The rise marked the third consecutive month of increases, all of them aided by federal tax credits of up to $8,000.
But the tax credits expired on April 30. Many analysts expect sales to drop in the coming months.
Ford Motor Co. to stop making Mercury-branded cars this year
Ford Motor Co. will cease production of its 72-year-old Mercury brand by the end of 2010 after years of declining sales.
Mercury’s death is the latest in a string of casualties as Detroit carmakers try to cut costs and invest more heavily in fewer offerings.
By shedding a midrange brand that was more and more irrelevant to buyers, the automaker can focus on accelerating sales of Ford and beefing up its luxury Lincoln brand.
Ford plans to expand its Lincoln lineup to make up for lost Mercury sales and support Lincoln-Mercury dealers who will suddenly be without a brand.
Derrick Kuzak, Ford’s product development chief, said Lincoln will have seven new or revamped vehicles in the next four years, including the brand’s first compact car.
RANCHO PALOS VERDES, Calif.
IPad imagined before iPhone, Apple chief tells audience
Apple Inc. CEO Steve Jobs shared a secret with his audience at a technology conference Tuesday: The idea for the iPad came before the iPhone.
The idea to ditch the keyboard for what Jobs calls a multitouch display came about in the early 2000s, although the company was working on a telephone at the time, he said. That’s when a prototype was brought to him that used the device’s now-famous scrolling mechanism.
"I thought, ‘My God we can build a phone out of this,’" Jobs said at The Wall Street Journal’s "D: All Things Digital" conference in Rancho Palos Verdes.
But the tablet was put on the shelf.

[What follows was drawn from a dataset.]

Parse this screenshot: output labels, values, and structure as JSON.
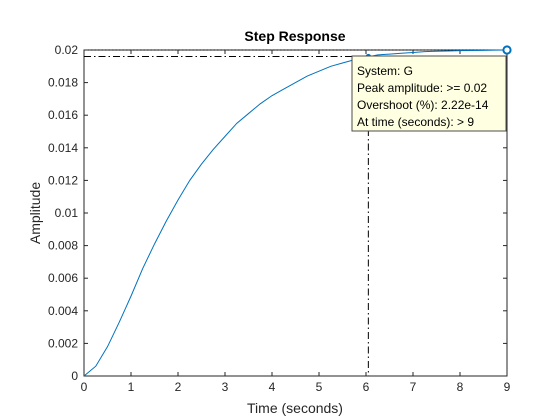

The iPhone went into development for several years before making its debut in 2007. The iPad went on sale in April.
Both products have taken on more of the personal computing tasks once handled by computers running Microsoft Corp.’s Windows operating system and other programs.
That has helped Apple surpass Microsoft, its longtime nemesis, as the largest technology company in the world by market capitalization — a milestone achieved last week.
Euro nudges up a little against the dollar in trading
The euro is a little higher against the dollar, trading close to the $1.23 mark.
The euro bought $1.2294 this morning European trading — up from $1.2238 in New York late Wednesday.
The 16-nation currency hit a four-year low earlier in the week as worries persist about the economic harm of the eurozone debt crisis.
Strong U.S. home sales data Wednesday might have helped increase the markets’ appetite for risk; the dollar is a traditional safe haven for investors.